22/12/2009 | Yazar: Ekrem Berk Bilginer

“Sanki bu sokağa ilk kez geldiğim yüzümden anlaşılacakmış hissiyle şaşkın ifadeler vermemeye çalışsam da, itiraf etmeliyim ki ilk gün çok farklı şeyler hissettim&

“Sanki bu sokağa ilk kez geldiğim yüzümden anlaşılacakmış hissiyle şaşkın ifadeler vermemeye çalışsam da, itiraf etmeliyim ki ilk gün çok farklı şeyler hissettim…” 

Yolculuğuma sadece sayılı günler kalmıştı. Alel acele eşyalarım toparlanıyor, eksikler çıkartılıyor, yavaş yavaş da dostlarımla vedalaşmaya başlıyordum.
 
Günlerdir sabırsızlıkla beklediğim İngiltere öğrenci vizem nihayet onaylanmış ve pasaportum elime ulaşmıştı. Böylece hayalini kurduğum, gidenlerden duyduğum şeylerle heyecanlandığım şehre, Londra’ya kavuşma zamanım gelmişti.

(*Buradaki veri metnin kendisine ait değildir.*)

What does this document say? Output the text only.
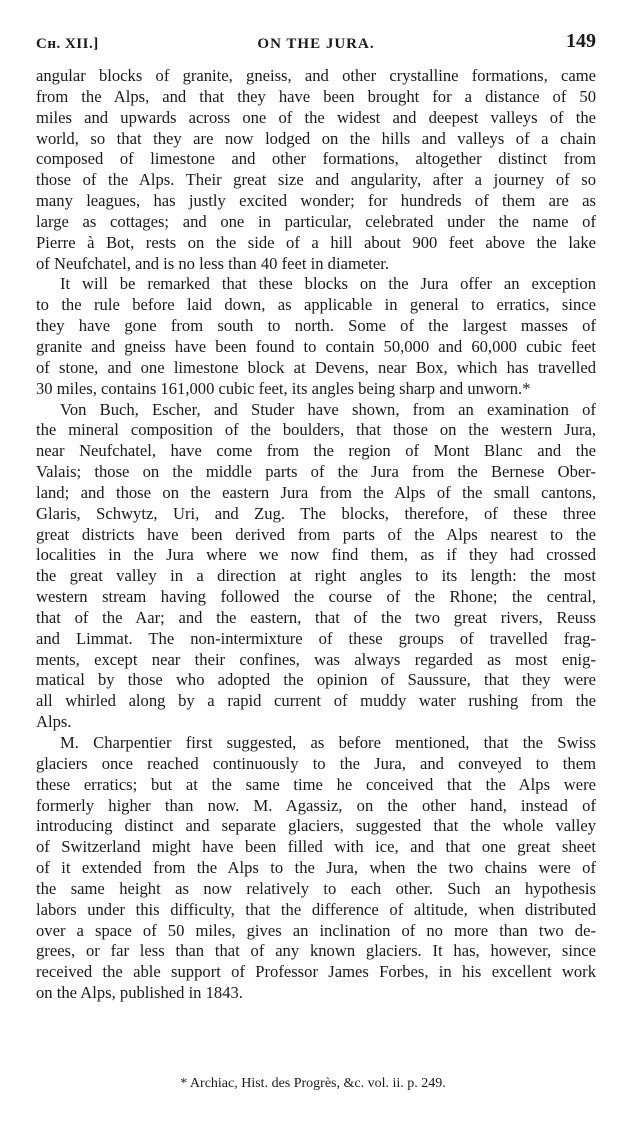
Cʜ. XII.]	ON THE JURA.	149
angular blocks of granite, gneiss, and other crystalline formations, came
from the Alps, and that they have been brought for a distance of 50
miles and upwards across one of the widest and deepest valleys of the
world, so that they are now lodged on the hills and valleys of a chain
composed of limestone and other formations, altogether distinct from
those of the Alps. Their great size and angularity, after a journey of so
many leagues, has justly excited wonder; for hundreds of them are as
large as cottages; and one in particular, celebrated under the name of
Pierre à Bot, rests on the side of a hill about 900 feet above the lake
of Neufchatel, and is no less than 40 feet in diameter.
It will be remarked that these blocks on the Jura offer an exception
to the rule before laid down, as applicable in general to erratics, since
they have gone from south to north. Some of the largest masses of
granite and gneiss have been found to contain 50,000 and 60,000 cubic feet
of stone, and one limestone block at Devens, near Box, which has travelled
30 miles, contains 161,000 cubic feet, its angles being sharp and unworn.*
Von Buch, Escher, and Studer have shown, from an examination of
the mineral composition of the boulders, that those on the western Jura,
near Neufchatel, have come from the region of Mont Blanc and the
Valais; those on the middle parts of the Jura from the Bernese Ober-
land; and those on the eastern Jura from the Alps of the small cantons,
Glaris, Schwytz, Uri, and Zug. The blocks, therefore, of these three
great districts have been derived from parts of the Alps nearest to the
localities in the Jura where we now find them, as if they had crossed
the great valley in a direction at right angles to its length: the most
western stream having followed the course of the Rhone; the central,
that of the Aar; and the eastern, that of the two great rivers, Reuss
and Limmat. The non-intermixture of these groups of travelled frag-
ments, except near their confines, was always regarded as most enig-
matical by those who adopted the opinion of Saussure, that they were
all whirled along by a rapid current of muddy water rushing from the
Alps.
M. Charpentier first suggested, as before mentioned, that the Swiss
glaciers once reached continuously to the Jura, and conveyed to them
these erratics; but at the same time he conceived that the Alps were
formerly higher than now. M. Agassiz, on the other hand, instead of
introducing distinct and separate glaciers, suggested that the whole valley
of Switzerland might have been filled with ice, and that one great sheet
of it extended from the Alps to the Jura, when the two chains were of
the same height as now relatively to each other. Such an hypothesis
labors under this difficulty, that the difference of altitude, when distributed
over a space of 50 miles, gives an inclination of no more than two de-
grees, or far less than that of any known glaciers. It has, however, since
received the able support of Professor James Forbes, in his excellent work
on the Alps, published in 1843.
* Archiac, Hist. des Progrès, &c. vol. ii. p. 249.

Yakın bir dostumun beni havaalanından karşılamasıyla başlayan İngiltere maceram 1,5 seneden fazla sürdü. Kalacağım yere doğru giderken, hâlâ İngiltere’de olduğuma inanamıyordum ama arabadan etrafı seyrederken birden içim burkuldu, gözlerim doldu. Bilmiyorum neden, birden kendimi yalnız hissettim. Bu üçgen çatılı evler, ters giden trafik, karanlık bir hava… Soğuk bir rüzgâr estirdi pencereden içeriye doğru...
 
Neyse ki aylarca yadırgadığım bu kültüre, insanlara, havaya, ... kendimi telkin ederek alışabildim. Artık biraz daha Londener -Londralı- olabilmiştim. Artık ben de hiç güneş açmayan havaya alışmış hatta çantamdan şemsiyemi çıkarmamayı öğrenmiştim. Metroya koşturuyor, yer bulunca hemencecik herkes gibi ya bir gazete ya da bir kitap okumaya başlıyordum.
 
Okul, iş ve ev arasında koşturuyor, günlerimi geçiyordum.

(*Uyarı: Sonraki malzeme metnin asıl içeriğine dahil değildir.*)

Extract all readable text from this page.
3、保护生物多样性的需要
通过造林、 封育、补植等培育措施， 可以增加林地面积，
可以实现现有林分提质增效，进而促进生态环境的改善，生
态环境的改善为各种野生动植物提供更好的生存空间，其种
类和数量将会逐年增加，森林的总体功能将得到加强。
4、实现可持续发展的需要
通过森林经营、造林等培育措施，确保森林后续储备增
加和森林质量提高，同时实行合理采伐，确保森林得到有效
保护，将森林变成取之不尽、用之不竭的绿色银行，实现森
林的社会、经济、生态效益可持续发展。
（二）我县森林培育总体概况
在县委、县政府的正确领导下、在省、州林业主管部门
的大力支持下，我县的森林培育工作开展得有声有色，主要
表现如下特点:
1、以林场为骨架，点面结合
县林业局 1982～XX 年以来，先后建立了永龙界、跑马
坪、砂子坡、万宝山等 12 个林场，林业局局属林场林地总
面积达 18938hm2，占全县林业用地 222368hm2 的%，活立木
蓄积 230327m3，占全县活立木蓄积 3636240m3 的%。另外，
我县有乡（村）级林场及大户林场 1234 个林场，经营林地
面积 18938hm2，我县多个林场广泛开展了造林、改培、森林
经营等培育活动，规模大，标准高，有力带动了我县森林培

Ancak daha Londra’ya gelmeden önce bu ülke hakkında duyduğum onca iltifattan henüz nasibimi alamamıştım. Tüm yabancılığımı bir kenara bırakıp artık şu ''Soho'' denen yere gitmeye cesaret edebilmeliydim. Bir hafta sonu bu planımı uyguladım ve özgürlüklerin şehri Londra’da, bolca gey pub, cafe, bar ve shop’ların yan yana dizildiği ''old compton street''e giriş yaptım.
Sanki bu sokağa ilk kez geldiğim yüzümden anlaşılacakmış hissiyle şaşkın ifadeler vermemeye çalışsam da, itiraf etmeliyim ki, ilk gün çok farklı şeyler hissettim Londra’daki eşcinsel yaşama karşı. Ne kadar şanslı olduklarını düşündüm birden, rahatça sevgilileriyle el ele tutuşup alışveriş yapabiliyorlardı ya da bir kaç dostuyla erkek arkadaşları hakkında konuşup sohbet edebiliyorlardı cafelerinde ve de özgürce pub’larda biralarını yudumlayabiliyorlardı. Bu şehirde homofobiden, ayrımcılıktan, şiddetten söz edilemeyeceğini düşündüm.
 
Bir de, Soho’daki bu gey kalabalığı aynı zamanda tek stil giyim odalarından çıkmış gibiydiler; tayt kotlar, en büyük boy çantalar kollarda ve renkli saçlar,... acaba bu caddede yürümenin kuralı mıydı bu?
 
Hiç bir mekân bilmeyişim ve yalnız oluşumdan dolayı fazlaca oyalanmadan evimin yolunu tuttum ama bir kaç ay sonra, Soho'nun müdavimi olduğumu da itiraf etmeliyim.
Gerçi Londra da eşcinsellerin rahatça eğlenebileceği Soho'nun dışında da birçok bölge vardı.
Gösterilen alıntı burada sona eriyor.